The ruling was thrilling for the plaintiffs, eight couples who sued in 2004 after they tried to get wedding licenses.
“I can't believe it. We're thrilled; we're absolutely overjoyed. We're finally going to be able, after 33 years, to get married,” said plaintiff Janet Peck of Colchester.
Peck said that when the decision was announced, she and her partner, Carole Conklin, started crying and hugging while juggling excited phone calls from her brother and other relatives and friends.
“We've always dreamed of being married,” she said.
A year after the suit was filed, Connecticut's General Assembly approved a civil union law that gave same-sex couples the same rights as married couples.

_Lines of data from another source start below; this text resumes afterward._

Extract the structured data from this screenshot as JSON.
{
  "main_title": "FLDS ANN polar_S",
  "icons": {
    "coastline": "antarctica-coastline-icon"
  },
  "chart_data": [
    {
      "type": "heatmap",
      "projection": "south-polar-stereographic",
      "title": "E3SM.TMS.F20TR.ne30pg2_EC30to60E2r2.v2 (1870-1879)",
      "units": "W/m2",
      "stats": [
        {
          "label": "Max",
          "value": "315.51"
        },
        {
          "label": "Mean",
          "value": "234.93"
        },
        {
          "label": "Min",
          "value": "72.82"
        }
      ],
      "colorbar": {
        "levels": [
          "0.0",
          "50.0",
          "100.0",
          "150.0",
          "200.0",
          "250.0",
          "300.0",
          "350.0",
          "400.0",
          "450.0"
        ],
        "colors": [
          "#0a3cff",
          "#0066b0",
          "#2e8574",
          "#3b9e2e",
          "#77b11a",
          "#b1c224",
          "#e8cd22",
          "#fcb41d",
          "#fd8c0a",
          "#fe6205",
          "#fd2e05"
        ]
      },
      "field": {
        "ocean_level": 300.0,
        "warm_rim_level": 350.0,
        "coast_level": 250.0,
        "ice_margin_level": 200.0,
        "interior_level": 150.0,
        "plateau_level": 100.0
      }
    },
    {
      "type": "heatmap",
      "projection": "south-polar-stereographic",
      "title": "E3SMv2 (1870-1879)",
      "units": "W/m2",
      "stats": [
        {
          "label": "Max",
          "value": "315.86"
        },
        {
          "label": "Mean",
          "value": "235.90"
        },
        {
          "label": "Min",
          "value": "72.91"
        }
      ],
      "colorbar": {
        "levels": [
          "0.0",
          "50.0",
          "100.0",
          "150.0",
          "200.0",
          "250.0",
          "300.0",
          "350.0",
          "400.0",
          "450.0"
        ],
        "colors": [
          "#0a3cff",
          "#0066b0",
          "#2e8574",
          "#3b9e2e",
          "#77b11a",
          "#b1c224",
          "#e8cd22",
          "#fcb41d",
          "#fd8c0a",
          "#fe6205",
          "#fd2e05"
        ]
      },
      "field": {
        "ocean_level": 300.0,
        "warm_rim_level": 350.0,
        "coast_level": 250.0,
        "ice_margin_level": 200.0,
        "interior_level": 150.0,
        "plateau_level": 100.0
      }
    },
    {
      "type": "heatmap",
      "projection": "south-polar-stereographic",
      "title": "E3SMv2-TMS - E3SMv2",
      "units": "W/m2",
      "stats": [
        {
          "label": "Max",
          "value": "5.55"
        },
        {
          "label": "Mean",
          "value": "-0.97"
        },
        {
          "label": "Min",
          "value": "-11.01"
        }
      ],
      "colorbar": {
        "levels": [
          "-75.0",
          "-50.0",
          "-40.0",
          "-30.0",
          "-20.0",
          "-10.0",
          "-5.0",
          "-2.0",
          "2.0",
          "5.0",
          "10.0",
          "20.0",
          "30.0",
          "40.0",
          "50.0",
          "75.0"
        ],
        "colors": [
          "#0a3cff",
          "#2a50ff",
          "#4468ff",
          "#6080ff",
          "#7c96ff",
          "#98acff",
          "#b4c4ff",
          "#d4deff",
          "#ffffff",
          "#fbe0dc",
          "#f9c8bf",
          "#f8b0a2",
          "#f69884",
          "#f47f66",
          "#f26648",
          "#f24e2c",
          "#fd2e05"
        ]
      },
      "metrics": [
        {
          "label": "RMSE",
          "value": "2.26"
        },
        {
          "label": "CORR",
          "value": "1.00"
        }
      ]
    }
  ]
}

At the time, no other state had granted so many rights to gay couples without being ordered to do so by a court, but the plaintiffs declined to drop their lawsuit and said they wanted full marriage rights.

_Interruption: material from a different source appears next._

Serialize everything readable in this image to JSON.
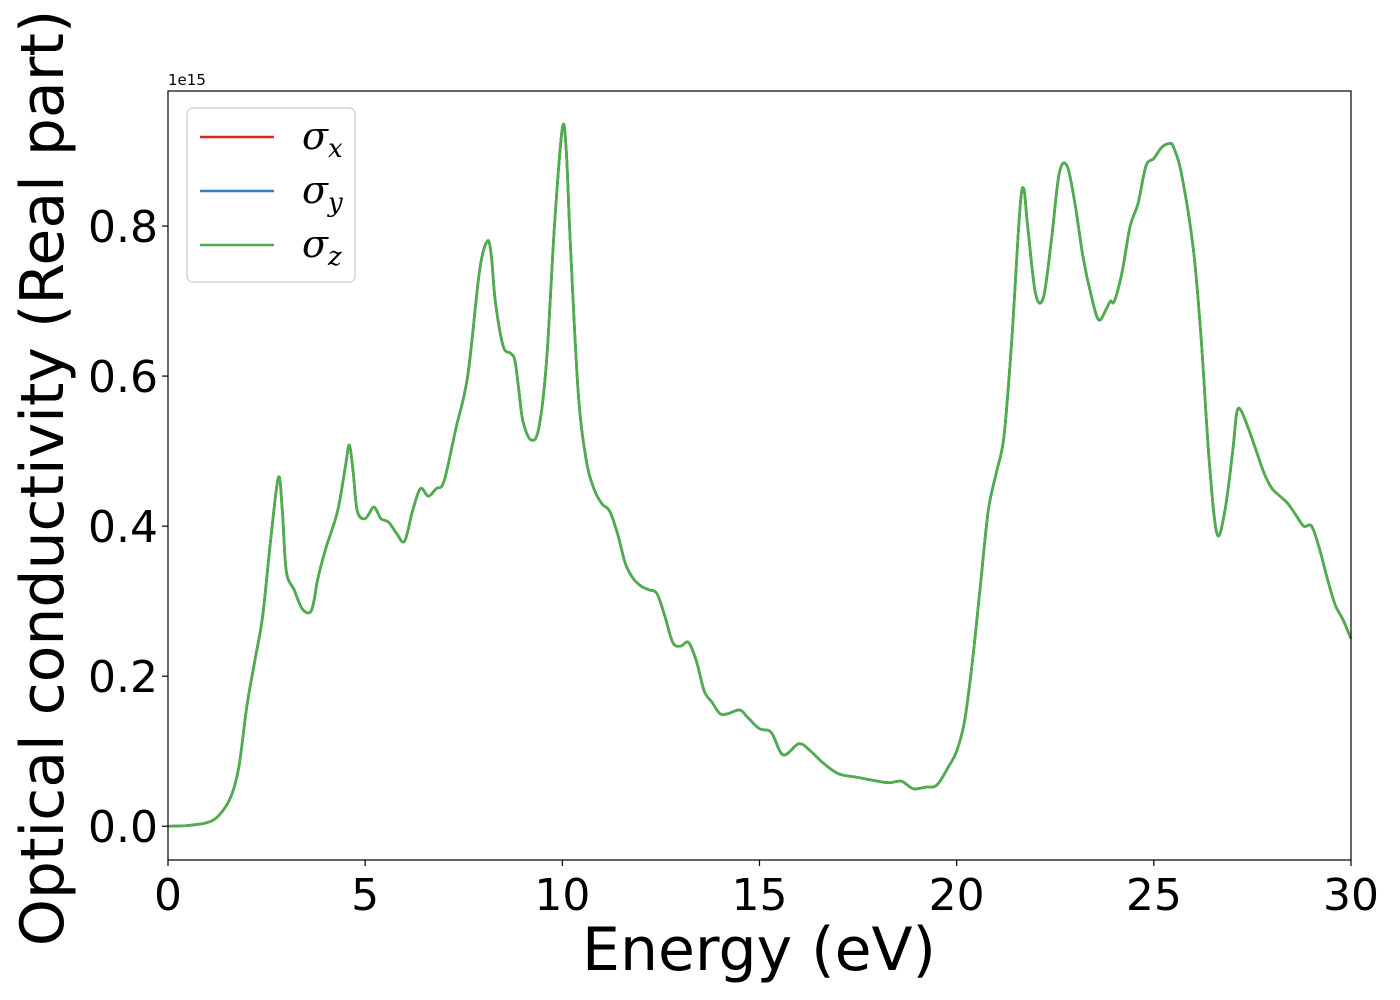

In the majority opinion, Supreme Court Justice Richard Palmer wrote that denying marriage to same-sex couples would create separate standards.
“Interpreting our state constitutional provisions in accordance with firmly established equal protection principles leads inevitably to the conclusion that gay persons are entitled to marry the otherwise qualified same sex partner of their choice,” Palmer wrote.
Three justices issued separate dissenting opinions.
The ruling cannot be appealed to federal courts because it deals with state constitutional issues, Attorney General Richard Blumenthal said. The ruling becomes effective Oct. 28.